Kerrick è dunque l’individuo più profondamente e drammaticamente solo di tutta la Terra: troppo umano fra le Yilanè, troppo murgu fra gli esseri umani. Il solo punto di contatto fra due civiltà parallele in guerra perenne.
Grazie a questa sua identità, plasmata inizialmente dalla sua storia infantile e poi forgiata e rifinita dalla ritrovata umanità, Kerrick si innamora inoltre di una donna reietta, emarginata dagli altri per via di un lieve difetto fisico, e mette a frutto anche questa diversità, cimentandosi in un rapporto autenticamente sano, senza pregiudizi. Esattamente come con i sauri.
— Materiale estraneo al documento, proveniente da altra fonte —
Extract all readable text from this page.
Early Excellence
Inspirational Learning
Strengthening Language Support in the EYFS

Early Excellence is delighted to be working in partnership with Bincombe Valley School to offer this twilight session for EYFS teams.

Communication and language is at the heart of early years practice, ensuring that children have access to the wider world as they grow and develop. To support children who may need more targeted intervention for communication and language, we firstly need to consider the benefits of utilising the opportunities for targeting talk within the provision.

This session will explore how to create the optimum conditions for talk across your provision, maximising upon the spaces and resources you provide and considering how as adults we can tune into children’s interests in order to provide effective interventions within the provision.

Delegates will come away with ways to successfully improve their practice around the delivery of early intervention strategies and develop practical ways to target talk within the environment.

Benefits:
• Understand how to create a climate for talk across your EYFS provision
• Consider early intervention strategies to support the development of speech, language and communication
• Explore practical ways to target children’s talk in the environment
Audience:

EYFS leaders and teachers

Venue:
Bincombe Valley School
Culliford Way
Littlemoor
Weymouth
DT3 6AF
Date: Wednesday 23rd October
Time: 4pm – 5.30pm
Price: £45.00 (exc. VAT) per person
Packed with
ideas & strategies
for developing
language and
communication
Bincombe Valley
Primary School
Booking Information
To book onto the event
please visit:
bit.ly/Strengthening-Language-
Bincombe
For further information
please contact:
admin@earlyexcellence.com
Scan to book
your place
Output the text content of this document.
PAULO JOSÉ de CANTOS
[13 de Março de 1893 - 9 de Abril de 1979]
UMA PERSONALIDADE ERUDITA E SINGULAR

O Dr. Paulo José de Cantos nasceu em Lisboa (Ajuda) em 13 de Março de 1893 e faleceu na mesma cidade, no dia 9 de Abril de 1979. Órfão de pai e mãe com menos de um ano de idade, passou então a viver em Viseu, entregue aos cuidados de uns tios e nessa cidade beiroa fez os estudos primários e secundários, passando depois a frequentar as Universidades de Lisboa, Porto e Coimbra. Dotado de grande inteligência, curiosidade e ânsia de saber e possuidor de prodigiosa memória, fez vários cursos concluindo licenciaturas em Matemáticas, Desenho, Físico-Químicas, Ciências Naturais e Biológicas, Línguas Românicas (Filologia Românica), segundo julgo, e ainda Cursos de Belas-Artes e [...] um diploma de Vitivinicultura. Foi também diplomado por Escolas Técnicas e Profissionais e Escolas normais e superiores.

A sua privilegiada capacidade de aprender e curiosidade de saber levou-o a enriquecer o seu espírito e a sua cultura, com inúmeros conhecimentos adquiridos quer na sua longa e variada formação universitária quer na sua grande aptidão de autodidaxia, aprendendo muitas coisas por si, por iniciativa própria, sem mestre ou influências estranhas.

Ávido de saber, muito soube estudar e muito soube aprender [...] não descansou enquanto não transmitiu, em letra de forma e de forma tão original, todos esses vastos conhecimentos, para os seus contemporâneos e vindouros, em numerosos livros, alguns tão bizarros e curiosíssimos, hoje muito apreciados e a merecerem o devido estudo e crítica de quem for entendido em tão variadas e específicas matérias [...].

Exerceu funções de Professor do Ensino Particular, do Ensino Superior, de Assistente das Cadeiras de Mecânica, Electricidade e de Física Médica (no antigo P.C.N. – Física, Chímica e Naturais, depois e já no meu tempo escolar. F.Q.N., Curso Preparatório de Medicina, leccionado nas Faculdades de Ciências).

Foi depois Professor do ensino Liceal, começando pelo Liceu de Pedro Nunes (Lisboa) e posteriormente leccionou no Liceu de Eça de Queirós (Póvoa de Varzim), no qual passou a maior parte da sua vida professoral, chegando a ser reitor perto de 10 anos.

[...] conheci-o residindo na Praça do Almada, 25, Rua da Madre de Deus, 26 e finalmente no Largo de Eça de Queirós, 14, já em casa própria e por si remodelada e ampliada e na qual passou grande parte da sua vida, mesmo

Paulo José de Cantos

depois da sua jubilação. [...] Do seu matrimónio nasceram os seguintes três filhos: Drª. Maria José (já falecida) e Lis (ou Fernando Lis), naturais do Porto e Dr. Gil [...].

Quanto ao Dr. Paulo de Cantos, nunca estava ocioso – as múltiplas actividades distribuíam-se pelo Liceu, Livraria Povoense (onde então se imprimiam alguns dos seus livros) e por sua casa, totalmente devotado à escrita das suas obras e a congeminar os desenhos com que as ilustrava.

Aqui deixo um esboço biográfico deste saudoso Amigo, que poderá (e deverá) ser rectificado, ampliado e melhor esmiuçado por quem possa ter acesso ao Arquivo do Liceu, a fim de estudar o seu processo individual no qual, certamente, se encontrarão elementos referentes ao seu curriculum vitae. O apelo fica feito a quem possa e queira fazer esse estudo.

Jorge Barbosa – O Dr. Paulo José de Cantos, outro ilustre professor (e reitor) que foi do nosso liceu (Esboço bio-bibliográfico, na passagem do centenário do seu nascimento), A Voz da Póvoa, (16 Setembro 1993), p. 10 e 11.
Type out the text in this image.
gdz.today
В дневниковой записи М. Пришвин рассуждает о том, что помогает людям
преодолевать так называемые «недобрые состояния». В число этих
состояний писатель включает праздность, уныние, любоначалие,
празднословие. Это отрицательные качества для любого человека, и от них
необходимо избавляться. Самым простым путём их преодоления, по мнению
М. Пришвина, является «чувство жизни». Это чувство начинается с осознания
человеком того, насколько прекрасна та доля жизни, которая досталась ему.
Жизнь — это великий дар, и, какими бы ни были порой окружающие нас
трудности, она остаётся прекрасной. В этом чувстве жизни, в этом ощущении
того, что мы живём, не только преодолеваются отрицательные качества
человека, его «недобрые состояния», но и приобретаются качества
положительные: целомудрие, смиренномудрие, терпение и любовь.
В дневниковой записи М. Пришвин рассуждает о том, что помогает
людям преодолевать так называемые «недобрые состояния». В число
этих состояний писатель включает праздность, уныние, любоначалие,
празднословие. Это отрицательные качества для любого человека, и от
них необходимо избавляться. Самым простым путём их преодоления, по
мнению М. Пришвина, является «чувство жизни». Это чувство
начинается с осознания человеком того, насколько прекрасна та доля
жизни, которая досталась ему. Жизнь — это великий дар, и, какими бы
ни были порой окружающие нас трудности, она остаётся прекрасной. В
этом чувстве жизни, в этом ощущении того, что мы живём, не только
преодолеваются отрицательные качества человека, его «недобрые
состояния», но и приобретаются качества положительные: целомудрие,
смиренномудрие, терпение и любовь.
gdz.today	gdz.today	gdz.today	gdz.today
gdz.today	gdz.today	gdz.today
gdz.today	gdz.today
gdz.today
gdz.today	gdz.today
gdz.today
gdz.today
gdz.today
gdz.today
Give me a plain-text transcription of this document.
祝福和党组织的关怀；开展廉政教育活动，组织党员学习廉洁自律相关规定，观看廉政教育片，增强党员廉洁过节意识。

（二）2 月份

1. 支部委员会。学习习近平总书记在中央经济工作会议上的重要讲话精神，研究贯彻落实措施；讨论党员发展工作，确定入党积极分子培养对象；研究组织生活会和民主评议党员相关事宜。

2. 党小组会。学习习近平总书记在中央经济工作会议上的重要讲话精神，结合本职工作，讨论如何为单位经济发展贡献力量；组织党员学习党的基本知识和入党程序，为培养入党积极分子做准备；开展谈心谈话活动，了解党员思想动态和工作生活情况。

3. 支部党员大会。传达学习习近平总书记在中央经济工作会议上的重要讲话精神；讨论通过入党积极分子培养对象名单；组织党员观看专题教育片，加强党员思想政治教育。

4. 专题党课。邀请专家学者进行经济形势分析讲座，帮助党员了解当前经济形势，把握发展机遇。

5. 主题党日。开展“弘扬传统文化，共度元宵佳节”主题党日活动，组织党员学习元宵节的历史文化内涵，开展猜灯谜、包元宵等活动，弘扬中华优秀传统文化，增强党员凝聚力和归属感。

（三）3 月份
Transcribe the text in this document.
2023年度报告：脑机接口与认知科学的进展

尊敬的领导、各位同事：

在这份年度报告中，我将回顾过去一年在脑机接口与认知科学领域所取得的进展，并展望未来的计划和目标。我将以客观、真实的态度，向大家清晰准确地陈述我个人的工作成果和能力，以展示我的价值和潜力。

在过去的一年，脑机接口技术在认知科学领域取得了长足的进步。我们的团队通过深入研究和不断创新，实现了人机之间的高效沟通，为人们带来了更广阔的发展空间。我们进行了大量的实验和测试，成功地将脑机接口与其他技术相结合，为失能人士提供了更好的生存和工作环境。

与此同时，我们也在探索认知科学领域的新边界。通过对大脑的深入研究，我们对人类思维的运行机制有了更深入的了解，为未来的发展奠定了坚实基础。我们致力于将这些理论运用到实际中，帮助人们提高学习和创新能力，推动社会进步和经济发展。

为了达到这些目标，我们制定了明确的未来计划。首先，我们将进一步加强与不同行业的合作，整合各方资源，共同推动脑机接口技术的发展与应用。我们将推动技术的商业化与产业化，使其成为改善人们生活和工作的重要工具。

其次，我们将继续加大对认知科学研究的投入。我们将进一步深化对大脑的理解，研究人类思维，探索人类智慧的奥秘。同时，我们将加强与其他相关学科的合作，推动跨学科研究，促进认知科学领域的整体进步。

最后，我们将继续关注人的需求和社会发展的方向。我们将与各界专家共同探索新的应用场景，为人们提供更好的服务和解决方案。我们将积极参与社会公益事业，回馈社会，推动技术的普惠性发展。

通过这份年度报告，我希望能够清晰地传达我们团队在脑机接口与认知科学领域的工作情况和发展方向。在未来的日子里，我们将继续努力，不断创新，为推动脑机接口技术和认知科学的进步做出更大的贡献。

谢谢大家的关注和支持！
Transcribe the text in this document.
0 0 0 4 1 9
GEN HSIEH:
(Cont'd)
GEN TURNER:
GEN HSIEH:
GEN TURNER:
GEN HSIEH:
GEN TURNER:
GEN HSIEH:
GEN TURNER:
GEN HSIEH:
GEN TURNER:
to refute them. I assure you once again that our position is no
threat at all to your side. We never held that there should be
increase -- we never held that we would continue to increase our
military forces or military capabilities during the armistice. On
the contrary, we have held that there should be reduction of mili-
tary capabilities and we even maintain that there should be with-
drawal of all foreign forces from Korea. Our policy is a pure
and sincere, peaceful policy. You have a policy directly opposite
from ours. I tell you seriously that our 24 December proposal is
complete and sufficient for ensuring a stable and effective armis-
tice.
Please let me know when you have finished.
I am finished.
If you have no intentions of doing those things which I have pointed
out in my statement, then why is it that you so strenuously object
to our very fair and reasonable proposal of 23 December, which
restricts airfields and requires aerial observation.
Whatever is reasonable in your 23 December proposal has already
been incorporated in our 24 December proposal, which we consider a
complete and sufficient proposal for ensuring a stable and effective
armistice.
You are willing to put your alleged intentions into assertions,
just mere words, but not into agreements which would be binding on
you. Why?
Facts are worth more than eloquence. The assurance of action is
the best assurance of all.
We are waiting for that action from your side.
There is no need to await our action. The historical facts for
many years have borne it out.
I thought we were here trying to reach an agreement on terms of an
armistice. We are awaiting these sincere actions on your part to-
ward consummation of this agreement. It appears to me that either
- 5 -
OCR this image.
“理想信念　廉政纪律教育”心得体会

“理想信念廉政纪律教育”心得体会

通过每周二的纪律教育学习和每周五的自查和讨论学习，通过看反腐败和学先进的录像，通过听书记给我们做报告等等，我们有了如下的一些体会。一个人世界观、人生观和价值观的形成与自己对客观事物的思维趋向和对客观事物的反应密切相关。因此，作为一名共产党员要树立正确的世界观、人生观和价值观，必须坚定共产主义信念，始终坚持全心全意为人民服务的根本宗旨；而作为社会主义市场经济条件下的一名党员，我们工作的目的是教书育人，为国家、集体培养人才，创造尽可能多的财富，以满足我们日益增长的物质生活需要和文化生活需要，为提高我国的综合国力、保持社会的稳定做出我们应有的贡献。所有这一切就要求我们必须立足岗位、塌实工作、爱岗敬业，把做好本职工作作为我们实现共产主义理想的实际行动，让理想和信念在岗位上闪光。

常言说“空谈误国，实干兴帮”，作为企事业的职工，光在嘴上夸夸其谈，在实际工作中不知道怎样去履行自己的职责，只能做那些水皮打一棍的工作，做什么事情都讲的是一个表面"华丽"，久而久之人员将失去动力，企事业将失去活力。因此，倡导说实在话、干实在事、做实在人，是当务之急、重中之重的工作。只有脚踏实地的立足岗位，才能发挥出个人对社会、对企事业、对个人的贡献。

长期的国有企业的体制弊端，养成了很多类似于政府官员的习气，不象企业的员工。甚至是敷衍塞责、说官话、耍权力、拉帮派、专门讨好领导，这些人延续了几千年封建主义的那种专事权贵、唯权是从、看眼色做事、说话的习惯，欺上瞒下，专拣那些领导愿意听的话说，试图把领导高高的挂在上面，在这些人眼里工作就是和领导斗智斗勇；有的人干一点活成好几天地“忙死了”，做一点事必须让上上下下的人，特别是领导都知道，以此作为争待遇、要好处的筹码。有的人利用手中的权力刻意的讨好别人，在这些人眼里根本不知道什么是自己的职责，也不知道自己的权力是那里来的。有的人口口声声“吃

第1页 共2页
Se c’è un significato profondo di questi tre romanzi, probabilmente risiede nella fiducia che l’autore sembra nutrire nelle potenzialità dell’essere umano nel rapporto con il diverso, nella capacità di superare le barriere del pregiudizio, e fare dell’identità e della conoscenza lo strumento privilegiato per combattere la paura dell’altro da sé, e trovare invece in esso la fonte di nuova conoscenza e vitalità.
Eccellente prova anche del traduttore Gianluigi Zuddas.
Un altro esempio della miglior "fantascienza umana”.
Un altro esempio della miglior "fantascienza umana”.